Whether trudging through jungles, compass and notebooks in hand (such as Colonel Percy Fawcett portrayed in ‘The Lost City of Z’) or flying low over hills and plains, filming and noting en route (as my uncle did in Malaysia after the Second World War), or even driving through the streets of cities in the infamous Streetview vehicle, man does his best to record his surroundings. Back and forth, measuring and re-measuring the globe.
But even today that work is still not complete.
When earthquakes hit rural areas, such as Nepal in 2015, the lack of accurate maps suddenly becomes of life-and-death importance. Fortunately, there are people like Nama Budhatoki who saw this need and had already thought of a possible solution. A solution which could accord vital information when a crisis hit and emergency aid was needed in the right place in the shortest time possible. Just as anyone can contribute to Wikipedia, Nama realised that a similar system of open data and crowdsourcing could be employed in helping to map these vulnerable areas. He founded KLL – Kathmandu Living Labs – a non-profit organisation, and put out a call for help. Several thousand people responded and the work they did made a vitally important contribution in making areas such as Nepal accessible, something that is particularly valuable in times of emergency such as earthquakes or floods.
In this case, it was, of course, the electronic version of mapping that carried the lion’s share of the information, a system I can sometimes be guilty of sneering at, which would be utterly wrong as it not only helps and informs travellers but can be essential to their survival.

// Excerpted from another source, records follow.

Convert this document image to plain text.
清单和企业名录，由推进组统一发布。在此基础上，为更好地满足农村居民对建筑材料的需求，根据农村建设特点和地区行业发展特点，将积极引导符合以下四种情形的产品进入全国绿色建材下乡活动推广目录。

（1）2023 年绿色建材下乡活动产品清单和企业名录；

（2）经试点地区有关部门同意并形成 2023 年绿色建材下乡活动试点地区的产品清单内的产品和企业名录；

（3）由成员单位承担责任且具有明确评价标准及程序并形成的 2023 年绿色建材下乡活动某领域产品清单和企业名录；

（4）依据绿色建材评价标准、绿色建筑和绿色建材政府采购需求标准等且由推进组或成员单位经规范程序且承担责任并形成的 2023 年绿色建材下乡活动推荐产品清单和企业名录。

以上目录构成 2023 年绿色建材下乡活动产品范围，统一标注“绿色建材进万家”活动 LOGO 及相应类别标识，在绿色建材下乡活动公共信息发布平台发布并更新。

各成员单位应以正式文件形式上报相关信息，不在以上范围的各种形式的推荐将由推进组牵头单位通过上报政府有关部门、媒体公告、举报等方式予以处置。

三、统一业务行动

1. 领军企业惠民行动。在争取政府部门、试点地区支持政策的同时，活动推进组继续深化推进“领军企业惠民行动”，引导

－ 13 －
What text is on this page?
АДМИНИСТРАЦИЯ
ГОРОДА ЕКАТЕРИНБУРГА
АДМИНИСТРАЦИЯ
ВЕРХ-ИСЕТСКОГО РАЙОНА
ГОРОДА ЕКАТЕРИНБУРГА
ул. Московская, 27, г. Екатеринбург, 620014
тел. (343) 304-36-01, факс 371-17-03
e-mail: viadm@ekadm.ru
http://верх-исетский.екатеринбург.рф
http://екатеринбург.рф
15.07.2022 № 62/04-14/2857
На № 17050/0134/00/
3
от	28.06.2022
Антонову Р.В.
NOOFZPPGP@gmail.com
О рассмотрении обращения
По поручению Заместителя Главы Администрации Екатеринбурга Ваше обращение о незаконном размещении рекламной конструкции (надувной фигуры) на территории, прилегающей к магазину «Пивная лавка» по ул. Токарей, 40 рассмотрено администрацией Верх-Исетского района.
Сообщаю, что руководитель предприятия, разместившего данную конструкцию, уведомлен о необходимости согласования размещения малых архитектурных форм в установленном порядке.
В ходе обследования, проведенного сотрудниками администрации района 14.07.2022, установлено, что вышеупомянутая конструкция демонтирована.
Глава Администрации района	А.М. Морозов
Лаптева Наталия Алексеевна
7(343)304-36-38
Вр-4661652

There is, however, a special place in my heart for the paper map. I have a drawer full of maps of a range of places from the Isle of Wight to the Isle of Sardinia, from Newport Pagnell to Prades and Perpignan. Not to mention the smaller maps, given out by the Mairie or the Office de Tourisme of each and every town or village that I pass through.
Calling into a Tourist Office for information with a friend on a recent visit to a town we knew quite well, we were offered a town plan.
‘I don’t think we’ll be needing that’, said my friend to the smiling assistant.
‘We might,’ I added, taking it and pushing it into the bottom of my bag, ready to add to my stash later on.
A previous boyfriend also had difficulty in understanding this obsession, as we settled into our hotel room… he occupied himself in sorting a week’s worth of polo shirts into colour order while I was scouring the OS map for oddities… ‘Look, there’s a chapel right on top of this mountain’… worried response ‘Were you wanting to visit it?’ But I am visiting it, for those few minutes (often more) that I have my head buried in a map, I feel that I am there, standing on that summit, walking alongside that river or admiring that ‘diverse place of interest’ or ‘notable monument’.
‘Visiting’ from the security of my armchair leaves me open to ridicule, I realise that, but I feel that this form of touring has its own value…it can be a pre-cursor to an actual trip, a practical preparation or an appetizer to get you out there on the road. It can be a souvenir of trips past, looking back along the roads travelled and recalling the puncture in a rainstorm or that rainbow stretching over the moors. It can transport you to far-off places when you feel the need to escape. We all know that travel broadens the mind but the map plays an important part in that, in opening up both horizons and possibilities, extending a hand of invitation to come explore…with your feet or with your eyes.
As Proust said, ‘The real voyage of discovery consists not in seeing new landscapes but in having new eyes.’